Villes Productivity Tips – divide text in Excel | There are lots of occasions when it may be good to separate text in lists. In the example below, a poor fellow has encountered a malicious virus that renamed all the users files and added a new file extension, which means that the files are unreadable unless they are renamed. (This is a real scenario encountered by one of my customers).
Something also worth mentioning is that if you saved your files in SharePoint or OneDrive, you can now stop reading and just file a case for Microsoft through the Office admin portal.
And you don’t need to be a master of Excel to be able to perform this action.
I have made up 2 lists as below. Before the attack to the right and after the attack to the left, there is a unique set of characters after the extension. The only common thing is that the new ending is also delimited with one point.
If you would export your own list of files on eg. a server, it might look like the right column below.
Create a table of data (select all cells with the values, select “make to table” from the menu to the right).
Then go to the Data tab.
Choose to get and transform from table.
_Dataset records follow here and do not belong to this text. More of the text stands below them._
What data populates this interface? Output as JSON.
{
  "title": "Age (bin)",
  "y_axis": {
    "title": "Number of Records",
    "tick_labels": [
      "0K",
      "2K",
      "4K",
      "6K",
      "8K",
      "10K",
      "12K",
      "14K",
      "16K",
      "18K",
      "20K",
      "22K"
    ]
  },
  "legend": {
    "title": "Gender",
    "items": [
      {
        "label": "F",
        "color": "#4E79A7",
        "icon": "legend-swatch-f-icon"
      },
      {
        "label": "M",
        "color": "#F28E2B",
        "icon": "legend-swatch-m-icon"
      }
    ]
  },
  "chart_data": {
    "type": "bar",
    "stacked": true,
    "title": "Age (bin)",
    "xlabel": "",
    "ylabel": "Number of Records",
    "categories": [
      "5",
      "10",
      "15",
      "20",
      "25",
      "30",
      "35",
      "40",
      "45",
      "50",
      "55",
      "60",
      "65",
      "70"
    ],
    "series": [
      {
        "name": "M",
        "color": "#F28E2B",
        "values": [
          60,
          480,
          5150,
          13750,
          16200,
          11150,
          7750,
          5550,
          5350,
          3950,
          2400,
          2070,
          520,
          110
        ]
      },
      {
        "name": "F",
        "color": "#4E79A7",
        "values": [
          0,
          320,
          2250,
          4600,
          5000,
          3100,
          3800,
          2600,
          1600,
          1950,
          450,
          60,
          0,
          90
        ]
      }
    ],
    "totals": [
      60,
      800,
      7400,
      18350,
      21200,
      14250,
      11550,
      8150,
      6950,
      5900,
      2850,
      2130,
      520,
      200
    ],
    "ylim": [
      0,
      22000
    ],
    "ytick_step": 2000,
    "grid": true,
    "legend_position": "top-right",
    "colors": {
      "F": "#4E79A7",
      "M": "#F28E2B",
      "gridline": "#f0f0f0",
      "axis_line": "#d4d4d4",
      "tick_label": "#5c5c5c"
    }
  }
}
You only need to select any one of the cells in the table. Which one does not matter because Excel itself understands that you want to retrieve all data from the whole table.
In the new window, select the column you want to divide. Select “After delimiter”.

Select custom delimiter and fill in a point.
Select the “Limiter in the far right” option and press OK. (Here you can also put the far left or at each occurrence.)

Select “Save and load to” at the top left.
This will create a new spreadsheet in your Excel file. The one column contains the junk you should remove, the other contains the old filename as you want it to look when it’s done.

Now you have an excellent input list for a Powershell script that can go through file for file and rename these to their original name again.
This can be used for everything where you want to differentiate text content based on certain types of values.
One ending tip:
If you have a list of first and last names, but just want to keep the first names, you can select the entire list, press CTRL + H to find Search and Replace, fill in a space and an asterisk (*) in the Search for field and then leave replace with the field blank. Search and replace all so you delete all spaces including everything thereafter.
Would you rather keep all surnames put the asterisk in front of the space.